LNG. (Bullish, Priced In) As temperatures remain miland the maintenance season is almost over, LNG flows are near 12.5 Bcf/d. LNG feedgas demand has consistently exceeded 12 Bcf/d since the start of December 2021. As consumers avoid Russian fuel, demand for U.S. LNG is surging, reviving several long-stalled U.S. export projects. However, these projects will not be operational until at least late 2024. Sabine Pass's Train 6 and Calcasieu Pass have finished construction and started operations in 2022. There is going to be a lull in new feedgas demand until ExxonMobil's Golden Pass facility comes online in 1H-2025.
ExxonMobil has postponed the start of operations for its Golden Pass LNG Train 1 from August 2024 to the first half of 2025, with the facility likely to be mechanically complete by the end of 2024. Initial gas flows are expected around late December 2024 or early January 2025, and Train 1 is projected to have a capacity of 0.68 Bcf/d. Meanwhile, Plaquemines stage 1 is set to have a prolonged start period of about 24 months. It is still expected to come online in 4Q 2024.

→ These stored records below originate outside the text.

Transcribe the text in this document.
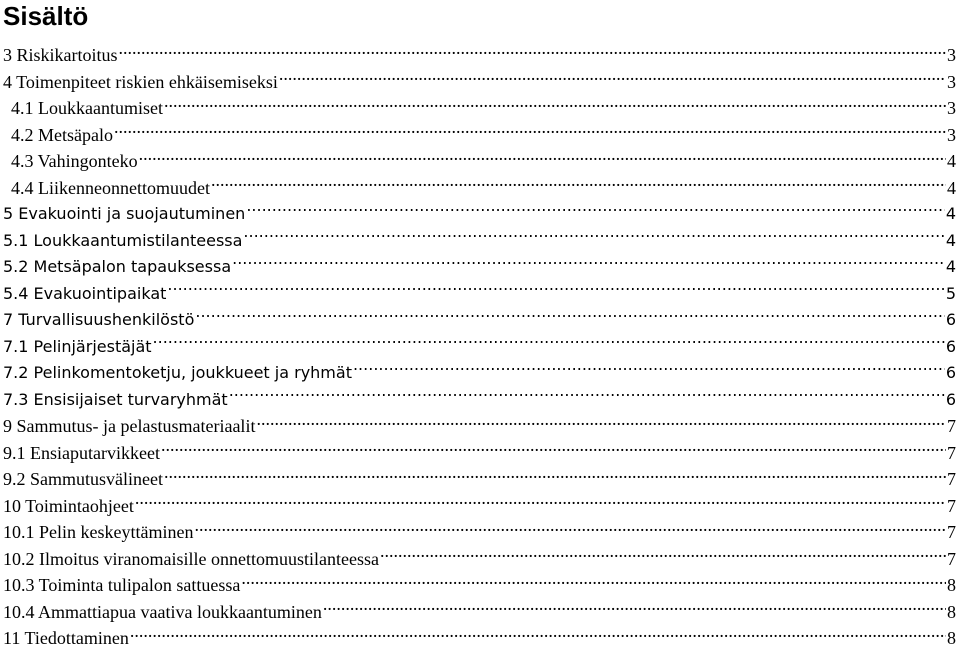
Sisältö
3 Riskikartoitus .....	3
4 Toimenpiteet riskien ehkäisemiseksi .....	3
4.1 Loukkaantumiset .....	3
4.2 Metsäpalo .....	3
4.3 Vahingonteko .....	4
4.4 Liikenneonnettomuudet .....	4
5 Evakuointi ja suojautuminen .....	4
5.1 Loukkaantumistilanteessa .....	4
5.2 Metsäpalon tapauksessa .....	4
5.4 Evakuointipaikat .....	5
7 Turvallisuushenkilöstö .....	6
7.1 Pelinjärjestäjät .....	6
7.2 Pelinkomentoketju, joukkueet ja ryhmät .....	6
7.3 Ensisijaiset turvaryhmät .....	6
9 Sammutus- ja pelastusmateriaalit .....	7
9.1 Ensiaputarvikkeet .....	7
9.2 Sammutusvälineet .....	7
10 Toimintaohjeet .....	7
10.1 Pelin keskeyttäminen .....	7
10.2 Ilmoitus viranomaisille onnettomuustilanteessa .....	7
10.3 Toiminta tulipalon sattuessa .....	8
10.4 Ammattiapua vaativa loukkaantuminen .....	8
11 Tiedottaminen .....	8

Renewables. (Mostly Bearish, Partly Priced In) Renewables remain a perennial threat to gas prices and gas's share of the power stack. Renewable capacity additions in 2023 are expected to set a new record and are now the second-most prevalent source of electricity generation. Still, renewables have proven unreliable at times, which has exacerbated the global energy squeeze as gas usually serves as a flex-fuel when other sources underperform. We think this is priced in, but the effect at the summer peaks on gas generation has some bearish potential.
LNG Outages. (Bearish, Surprise) Feedgas at Freeport LNG is expected to reach 0.3 Bcf/d, signaling partial resumption with one train coming back online post-outage. Freeport LNG's Trains 1 and 2 remain shut until May for inspections and repairs; Freeport LNG resumed receiving gas volumes earlier this week, peaking at 520 MMcf/d on Monday, which suggests one liquefaction train was operational before intake dropped to zero again due to ongoing maintenance. This fluctuation and the train remaining offline for the rest of the week have contributed to a decrease in the overall U.S. feedgas demand, which averaged 11.5 Bcf/d this week, exerting downward pressure on the gas market.
Feed-gas levels are at their near max capacity, and if there's any unplanned maintenance event or an outage, it might act as a surprise bearish factor for natural gas prices.
Above Average Hurricane Season. (Bearish, Surprise)NOAA is anticipating a record hurricane season this year, given extremely warm ocean temperatures and reduced wind shear from El Nino, which is expected to transition into La Nina. In the past, hurricanes had a bullish impact on gas prices from reduced Gulf of Mexico supply. However, with only ~2 Bcf/d of US production coming from the gulf and a significant amount of LNG exports and power demand situated in the region, hurricanes are now a bearish risk.